What’s amazing, of course, is that Smith can steer a pointer with his brain well enough to text with his wife at home and answer our emails. Since he’d only been semi-famous for a few days, he told us, he didn’t want to opine too much on philosophical questions about the authenticity of his AI-assisted posts. “I don’t want to wade in over my head,” he said. “I leave it for experts to argue about that!”
The eye tracker Smith previously used to type required low light and worked only indoors. “I was basically Batman stuck in a dark room,” he explained in a video he posted to X. The implant lets him type in brighter spaces—even outdoors—and quite a bit faster.
The thin wires implanted in his brain listen to neurons. Because their signals are faint, they need to be amplified, filtered, and sampled to extract the most important features—which are sent from his brain to a MacBook via radio and then processed further to let him move the computer pointer.
With control over this pointer, Smith types using an app. But various AI technologies are helping him express himself more naturally and quickly. One is a service from a startup called ElevenLabs, which created a copy of his voice from some recordings he’d made when he was healthy. The “voice clone” can read his written words aloud in a way that sounds like him. (The service is already used by other ALS patients who don’t have implants.)
Researchers have been studying how ALS patients feel about the idea of such language assistants. In 2022, Klein interviewed 51 people with ALS and found a range of different opinions.

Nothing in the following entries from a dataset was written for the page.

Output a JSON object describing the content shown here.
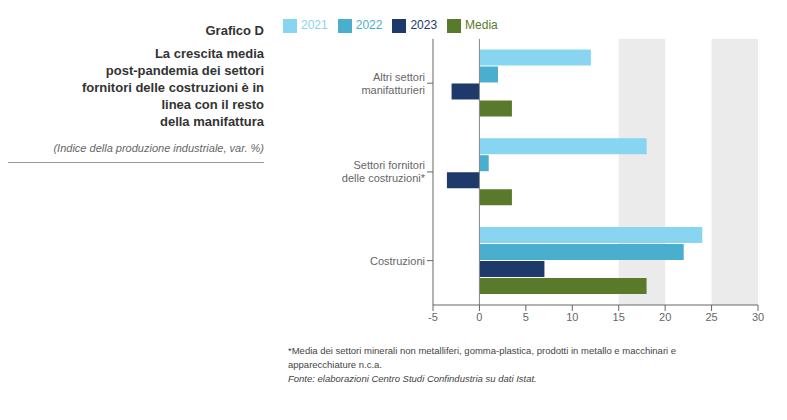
{
  "chart_data": {
    "type": "bar",
    "orientation": "horizontal",
    "title": "Grafico D\nLa crescita media\npost-pandemia dei settori\nfornitori delle costruzioni è in\nlinea con il resto\ndella manifattura",
    "subtitle": "(Indice della produzione industriale, var. %)",
    "annotations": [
      "*Media dei settori minerali non metalliferi, gomma-plastica, prodotti in metallo e macchinari e",
      "apparecchiature n.c.a.",
      "Fonte: elaborazioni Centro Studi Confindustria su dati Istat."
    ],
    "categories": [
      "Costruzioni",
      "Settori fornitori delle costruzioni*",
      "Altri settori manifatturieri"
    ],
    "series": [
      {
        "name": "2021",
        "color": "#87D5F0",
        "values": [
          24.0,
          18.0,
          12.0
        ]
      },
      {
        "name": "2022",
        "color": "#4AAECF",
        "values": [
          22.0,
          1.0,
          2.0
        ]
      },
      {
        "name": "2023",
        "color": "#1D3A6B",
        "values": [
          7.0,
          -3.5,
          -3.0
        ]
      },
      {
        "name": "Media",
        "color": "#5A7A2B",
        "values": [
          18.0,
          3.5,
          3.5
        ]
      }
    ],
    "xlim": [
      -5,
      30
    ],
    "xticks": [
      -5,
      0,
      5,
      10,
      15,
      20,
      25,
      30
    ],
    "x_bands": [
      [
        15,
        20
      ],
      [
        25,
        30
      ]
    ],
    "legend": "upper left",
    "grid": false
  }
}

Some people are exacting, like a librarian who felt everything she communicated had to be her words. Others are easygoing—an entertainer felt it would be more important to keep up with a fast-moving conversation.
In the video Smith posted online, he said Neuralink engineers had started using language models including ChatGPT and Grok to serve up a selection of relevant replies to questions, as well as options for things he could say in conversations going on around him. One example that he outlined: “My friend asked me for ideas for his girlfriend who loves horses. I chose the option that told him in my voice to get her a bouquet of carrots. What a creative and funny idea.”
These aren’t really his thoughts, but they will do—since brain-clicking once in a menu of choices is much faster than typing out a complete answer, which can take minutes.
Smith told us he wants to take things a step further. He says he has an idea for a more “personal” large language model that “trains on my past writing and answers with my opinions and style.” He told MIT Technology Review that he’s looking for someone willing to create it for him: “If you know of anyone who wants to help me, let me know.”